Debbie Hathway takes us on her Bush Break adventure to Limpopo South Africa where she experienced indulgent luxury and conservation.
As the crow flies west to east across Limpopo in South Africa, Motswari Private Game Reserve and Welgevonden Game Reserve are almost exactly in line with each other. One puts its weight behind rhino conservation, the other wages war against elephant poaching. Both are well worth a visit.
Music & Wildlife – Motswari Private Game Reserve
There was barely a dry eye in the audience at the end of the local launch of virtuoso pianist Tian Jiang’s CD, Motswari Fantasy Night Symphony, held recently at the scene of his inspiration.
Geiger’s Camp at Motswari Private Game Reserve in the Greater Kruger National Park hosted media and special guests on a windless night beneath a star-studded sky as Jiang played. He was later accompanied by owner and artist Marion Geiger-Orengo as she painted the subject they are all so passionate about. The rhino.
Marion’s husband Fabrice Orengo de Lamazière tells the story of their first meeting at a private concert given by Tian in
Cape Town 12 years ago, when they discovered a mutual passion for music and wildlife. ‘His music is powerful, moving. Most of the crowd started to cry,’ says Fabrice.
‘Tian started to come regularly to Motswari, and one day we decided to host a crazy concert in the bush, in the middle of nowhere, with a grand piano. Soon after that we experienced the tragic death of a rhino poached on one of our properties.’ According to figures released by the South African Department of Environmental Affairs, at least two rhinos were poached per day in the Kruger Park last year despite overall poaching numbers dropping below 1 000 for the first time since 2012. South Africa has the largest population of rhinos in the world and savetherhino.org says most illegal activity occurs in this 19 485km2 protected habitat.
That poaching incident inspired Fabrice and Marion to establish Rhino Disharmony through which artists from many backgrounds unite to raise awareness of the animals’ plight through the only language that is understood internationally: art – from music to painting to sculpture to poetry. Tian was their first Rhino Disharmony
Motswari is a second-generation family-owned property located in the Timbavati and Umbabat private nature reserves. It’s Big Five territory, a wild and unspoilt part of South Africa’s bushveld region that provided the inspiration for the design and decoration of Geiger’s Camp. ‘It’s also about a soul holiday,’ says Marion. ‘It’s not just coming into a beautifully decorated
place where you’re an observer.’ In fact it’s a homely space, layered in bohemian chic, where people should feel comfortable enough to put their feet up on the couch or take an afternoon nap on a lounger next to the pool.

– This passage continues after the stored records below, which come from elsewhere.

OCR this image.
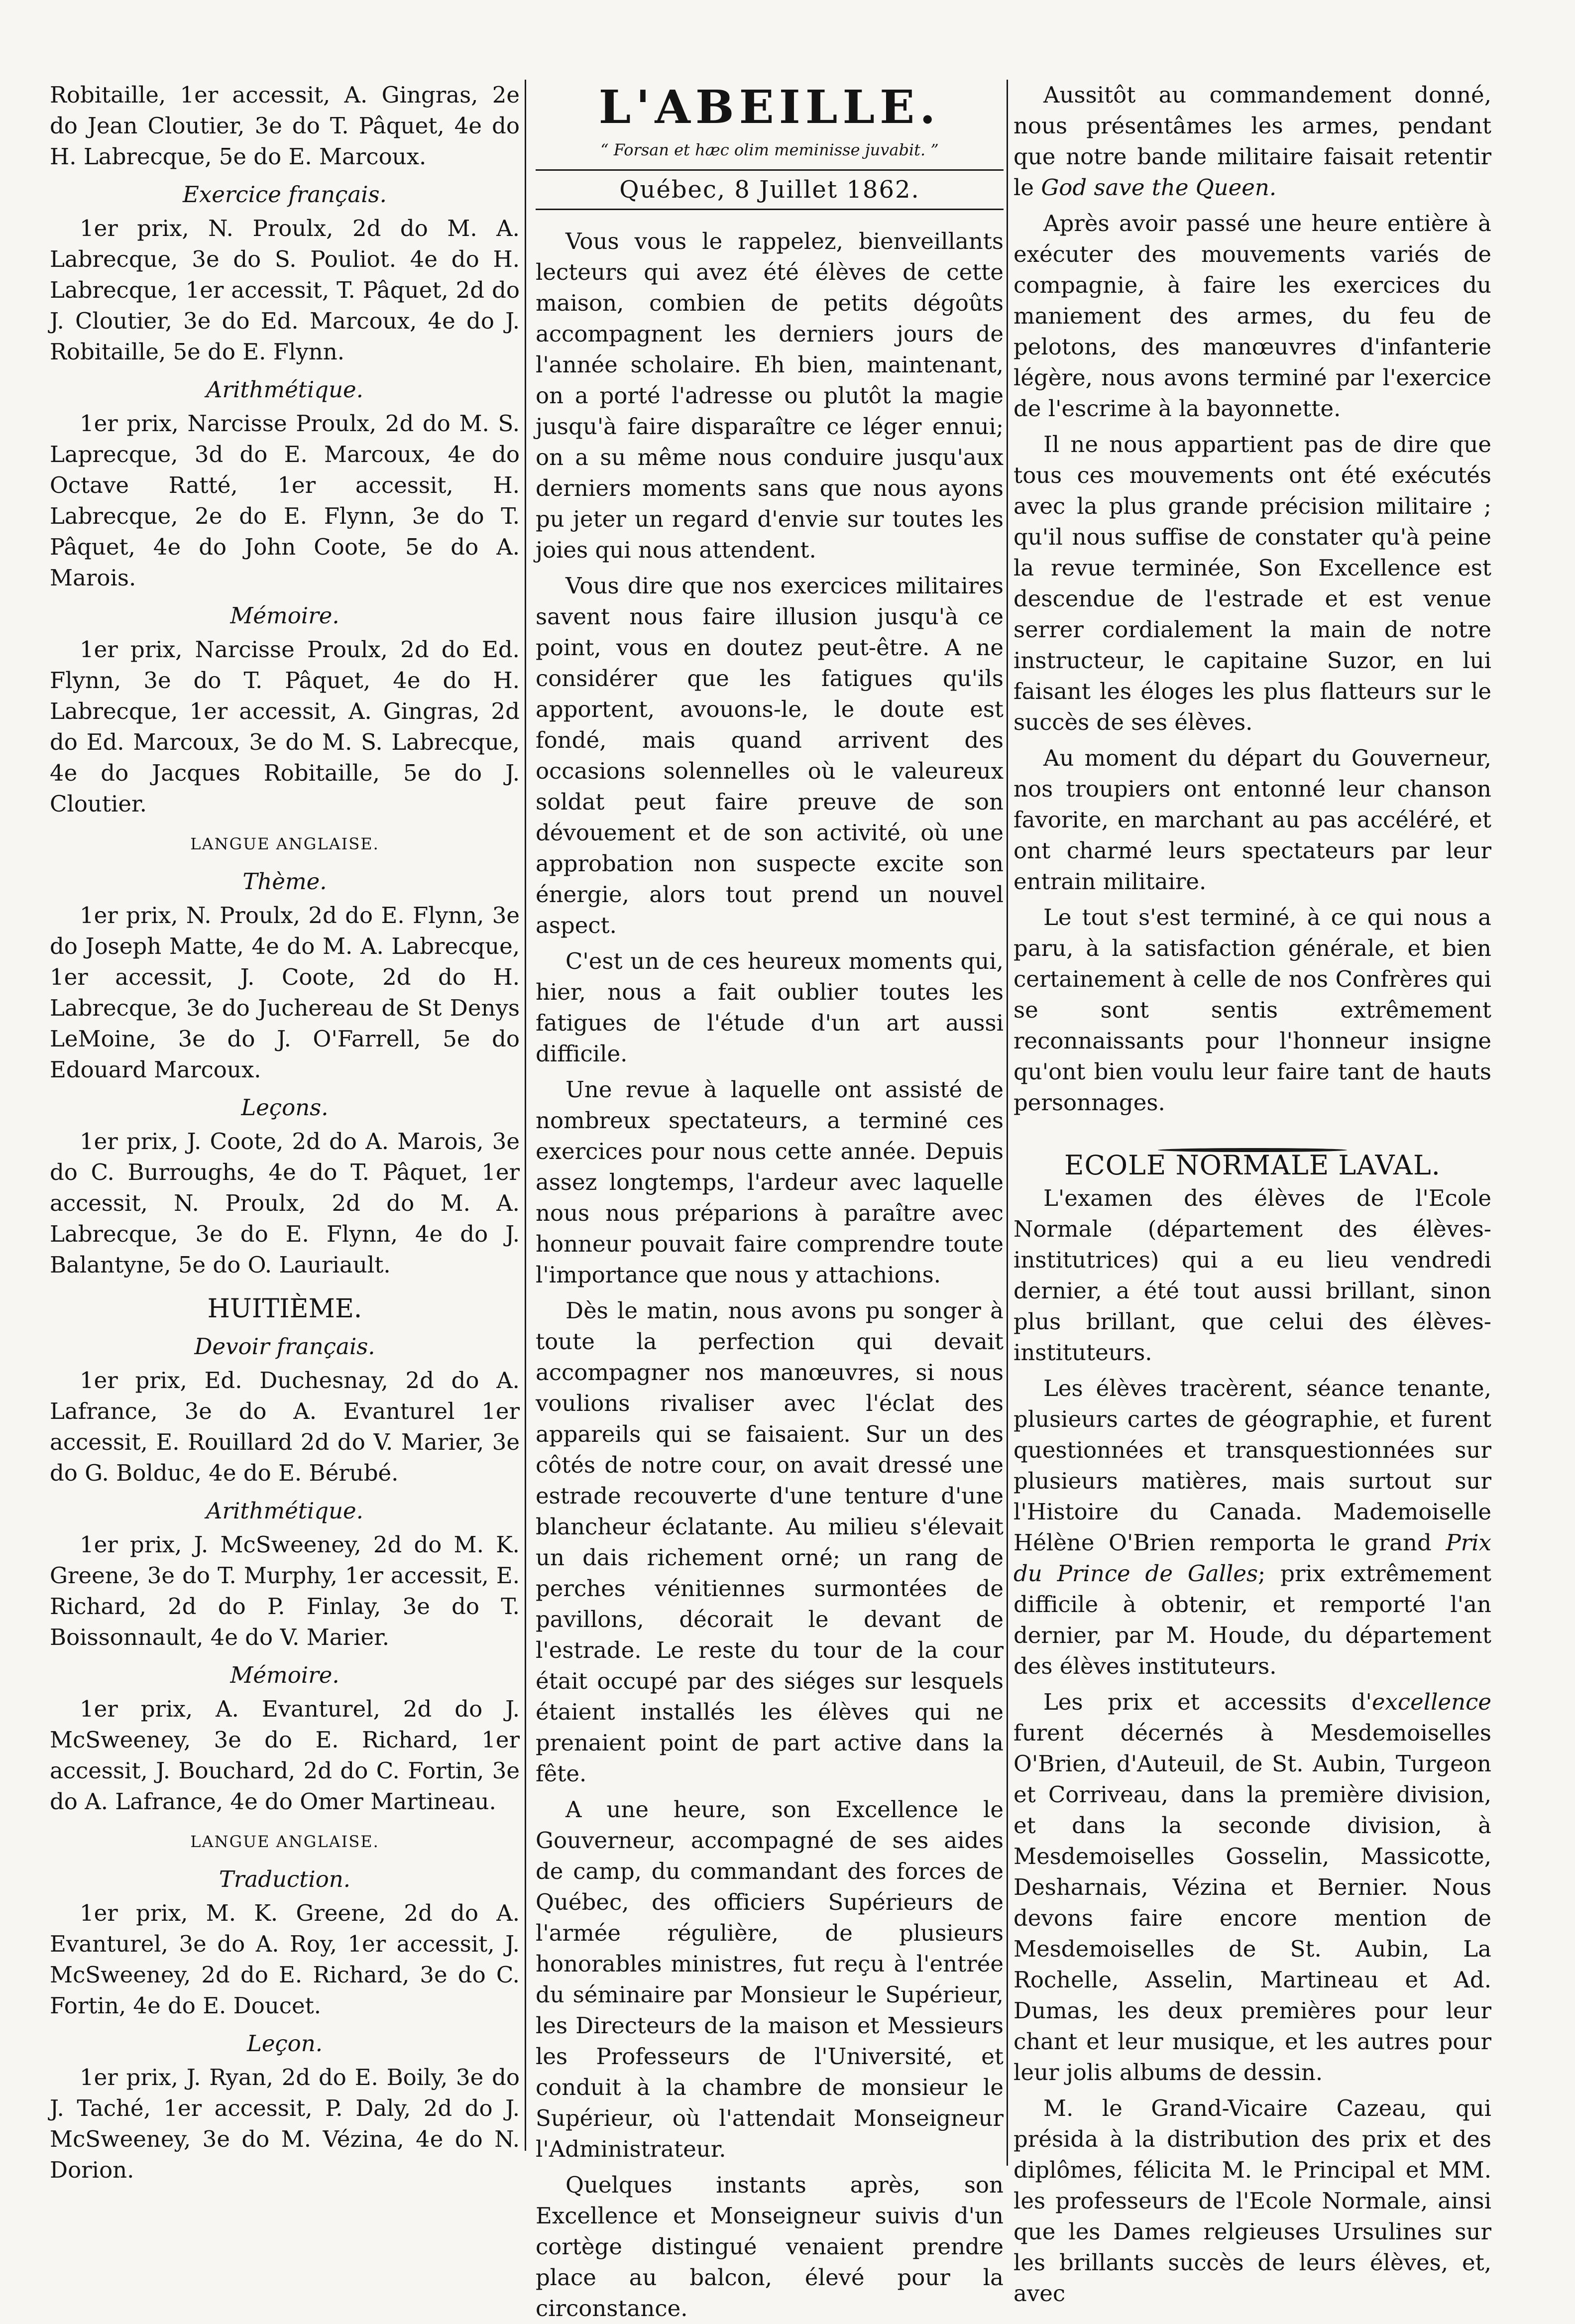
Robitaille, 1er accessit, A. Gingras, 2e do Jean Cloutier, 3e do T. Pâquet, 4e do H. Labrecque, 5e do E. Marcoux.

Exercice français.

1er prix, N. Proulx, 2d do M. A. Labrecque, 3e do S. Pouliot. 4e do H. Labrecque, 1er accessit, T. Pâquet, 2d do J. Cloutier, 3e do Ed. Marcoux, 4e do J. Robitaille, 5e do E. Flynn.

Arithmétique.

1er prix, Narcisse Proulx, 2d do M. S. Laprecque, 3d do E. Marcoux, 4e do Octave Ratté, 1er accessit, H. Labrecque, 2e do E. Flynn, 3e do T. Pâquet, 4e do John Coote, 5e do A. Marois.

Mémoire.

1er prix, Narcisse Proulx, 2d do Ed. Flynn, 3e do T. Pâquet, 4e do H. Labrecque, 1er accessit, A. Gingras, 2d do Ed. Marcoux, 3e do M. S. Labrecque, 4e do Jacques Robitaille, 5e do J. Cloutier.

LANGUE ANGLAISE.
Thème.

1er prix, N. Proulx, 2d do E. Flynn, 3e do Joseph Matte, 4e do M. A. Labrecque, 1er accessit, J. Coote, 2d do H. Labrecque, 3e do Juchereau de St Denys LeMoine, 3e do J. O'Farrell, 5e do Edouard Marcoux.

Leçons.

1er prix, J. Coote, 2d do A. Marois, 3e do C. Burroughs, 4e do T. Pâquet, 1er accessit, N. Proulx, 2d do M. A. Labrecque, 3e do E. Flynn, 4e do J. Balantyne, 5e do O. Lauriault.

HUITIÈME.
Devoir français.

1er prix, Ed. Duchesnay, 2d do A. Lafrance, 3e do A. Evanturel 1er accessit, E. Rouillard 2d do V. Marier, 3e do G. Bolduc, 4e do E. Bérubé.

Arithmétique.

1er prix, J. McSweeney, 2d do M. K. Greene, 3e do T. Murphy, 1er accessit, E. Richard, 2d do P. Finlay, 3e do T. Boissonnault, 4e do V. Marier.

Mémoire.

1er prix, A. Evanturel, 2d do J. McSweeney, 3e do E. Richard, 1er accessit, J. Bouchard, 2d do C. Fortin, 3e do A. Lafrance, 4e do Omer Martineau.

LANGUE ANGLAISE.
Traduction.

1er prix, M. K. Greene, 2d do A. Evanturel, 3e do A. Roy, 1er accessit, J. McSweeney, 2d do E. Richard, 3e do C. Fortin, 4e do E. Doucet.

Leçon.

1er prix, J. Ryan, 2d do E. Boily, 3e do J. Taché, 1er accessit, P. Daly, 2d do J. McSweeney, 3e do M. Vézina, 4e do N. Dorion.

L'ABEILLE.
“ Forsan et hæc olim meminisse juvabit. ”
Québec, 8 Juillet 1862.

Vous vous le rappelez, bienveillants lecteurs qui avez été élèves de cette maison, combien de petits dégoûts accompagnent les derniers jours de l'année scholaire. Eh bien, maintenant, on a porté l'adresse ou plutôt la magie jusqu'à faire disparaître ce léger ennui; on a su même nous conduire jusqu'aux derniers moments sans que nous ayons pu jeter un regard d'envie sur toutes les joies qui nous attendent.

Vous dire que nos exercices militaires savent nous faire illusion jusqu'à ce point, vous en doutez peut-être. A ne considérer que les fatigues qu'ils apportent, avouons-le, le doute est fondé, mais quand arrivent des occasions solennelles où le valeureux soldat peut faire preuve de son dévouement et de son activité, où une approbation non suspecte excite son énergie, alors tout prend un nouvel aspect.

C'est un de ces heureux moments qui, hier, nous a fait oublier toutes les fatigues de l'étude d'un art aussi difficile.

Une revue à laquelle ont assisté de nombreux spectateurs, a terminé ces exercices pour nous cette année. Depuis assez longtemps, l'ardeur avec laquelle nous nous préparions à paraître avec honneur pouvait faire comprendre toute l'importance que nous y attachions.

Dès le matin, nous avons pu songer à toute la perfection qui devait accompagner nos manœuvres, si nous voulions rivaliser avec l'éclat des appareils qui se faisaient. Sur un des côtés de notre cour, on avait dressé une estrade recouverte d'une tenture d'une blancheur éclatante. Au milieu s'élevait un dais richement orné; un rang de perches vénitiennes surmontées de pavillons, décorait le devant de l'estrade. Le reste du tour de la cour était occupé par des siéges sur lesquels étaient installés les élèves qui ne prenaient point de part active dans la fête.

A une heure, son Excellence le Gouverneur, accompagné de ses aides de camp, du commandant des forces de Québec, des officiers Supérieurs de l'armée régulière, de plusieurs honorables ministres, fut reçu à l'entrée du séminaire par Monsieur le Supérieur, les Directeurs de la maison et Messieurs les Professeurs de l'Université, et conduit à la chambre de monsieur le Supérieur, où l'attendait Monseigneur l'Administrateur.

Quelques instants après, son Excellence et Monseigneur suivis d'un cortège distingué venaient prendre place au balcon, élevé pour la circonstance.

Aussitôt au commandement donné, nous présentâmes les armes, pendant que notre bande militaire faisait retentir le God save the Queen.

Après avoir passé une heure entière à exécuter des mouvements variés de compagnie, à faire les exercices du maniement des armes, du feu de pelotons, des manœuvres d'infanterie légère, nous avons terminé par l'exercice de l'escrime à la bayonnette.

Il ne nous appartient pas de dire que tous ces mouvements ont été exécutés avec la plus grande précision militaire ; qu'il nous suffise de constater qu'à peine la revue terminée, Son Excellence est descendue de l'estrade et est venue serrer cordialement la main de notre instructeur, le capitaine Suzor, en lui faisant les éloges les plus flatteurs sur le succès de ses élèves.

Au moment du départ du Gouverneur, nos troupiers ont entonné leur chanson favorite, en marchant au pas accéléré, et ont charmé leurs spectateurs par leur entrain militaire.

Le tout s'est terminé, à ce qui nous a paru, à la satisfaction générale, et bien certainement à celle de nos Confrères qui se sont sentis extrêmement reconnaissants pour l'honneur insigne qu'ont bien voulu leur faire tant de hauts personnages.

ECOLE NORMALE LAVAL.

L'examen des élèves de l'Ecole Normale (département des élèves-institutrices) qui a eu lieu vendredi dernier, a été tout aussi brillant, sinon plus brillant, que celui des élèves-instituteurs.

Les élèves tracèrent, séance tenante, plusieurs cartes de géographie, et furent questionnées et transquestionnées sur plusieurs matières, mais surtout sur l'Histoire du Canada. Mademoiselle Hélène O'Brien remporta le grand Prix du Prince de Galles; prix extrêmement difficile à obtenir, et remporté l'an dernier, par M. Houde, du département des élèves instituteurs.

Les prix et accessits d'excellence furent décernés à Mesdemoiselles O'Brien, d'Auteuil, de St. Aubin, Turgeon et Corriveau, dans la première division, et dans la seconde division, à Mesdemoiselles Gosselin, Massicotte, Desharnais, Vézina et Bernier. Nous devons faire encore mention de Mesdemoiselles de St. Aubin, La Rochelle, Asselin, Martineau et Ad. Dumas, les deux premières pour leur chant et leur musique, et les autres pour leur jolis albums de dessin.

M. le Grand-Vicaire Cazeau, qui présida à la distribution des prix et des diplômes, félicita M. le Principal et MM. les professeurs de l'Ecole Normale, ainsi que les Dames relgieuses Ursulines sur les brillants succès de leurs élèves, et, avec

There’s no doubt that Motswari offers fantastic wildlife experiences, great food, beautiful bedrooms with fantastic beds and fine linen. But what makes it stand out from the rest? ‘There’s no secret,’ says Fabrice. ‘It’s just love and passion for art and nature, and the staff, whom we are proud to call our family. This is Geiger’s Camp.’
Award-winning retreat – Mhondoro Safari Lodge & Villa
Conservation is also the prime focus for the owners of Mhondoro Safari Lodge & Villa located in the 35 000 hectare Welgevonden Game Reserve in the Waterberg. Guests are lucky enough to experience their vision and see the results of the highly successful elephant anti-poaching efforts. The elephants’ favourite party trick is drinking out of the swimming pool, even if guests are cooling off in it, often preferring that to lumbering along to the lodge waterhole.
Activity at the waterhole can also be seen up close via an underground tunnel that leads to a game-viewing hide, affording
keen photographers the most incredible opportunities to capture their subjects on film. All frivolity aside, protecting their 100 African elephants as well as the rest of the Big Five, more than 129 other mammal species, 350 birds and 2 000 plant species is serious business for the Dutch owners. The world’s largest land animals are classified as vulnerable since they remain under threat from poaching, habitat loss, and human-wildlife conflict. Since 1979, African elephants have lost over 50% of their range and this, along with massive poaching for ivory and trophies over the decades, has seen the population drop significantly. In the early part of the 20th century, there may have been as many as 3 to 5 million African elephants, but today there are only around 415 000 left in the world.
The interior design at Mhondoro is described as a fusion of African chic and edgy European influences. That might have had something to do with their walking away with the Best Safari Retreat in the World, Best Family Villa in Africa as well as
Best Bush Lodge in Africa titles at the 2018 Haute Grandeur Global Hotel Awards in Dubai. But more than that, as is often the case at these special reserves, it is the wealth of knowledge you gain in the hands of experienced guides and the sense of wellbeing you take with you after being hosted by incredible managers and staff that makes all the difference.
Good to know for travelling families is that Mhondoro is child-friendly and welcomes children of all ages. They can run free at the dedicated open-air play area, which is protected by an elephant fence, or amuse themselves in the playroom in the main lodge without disturbing other guests. Special children’s activities can be arranged on request.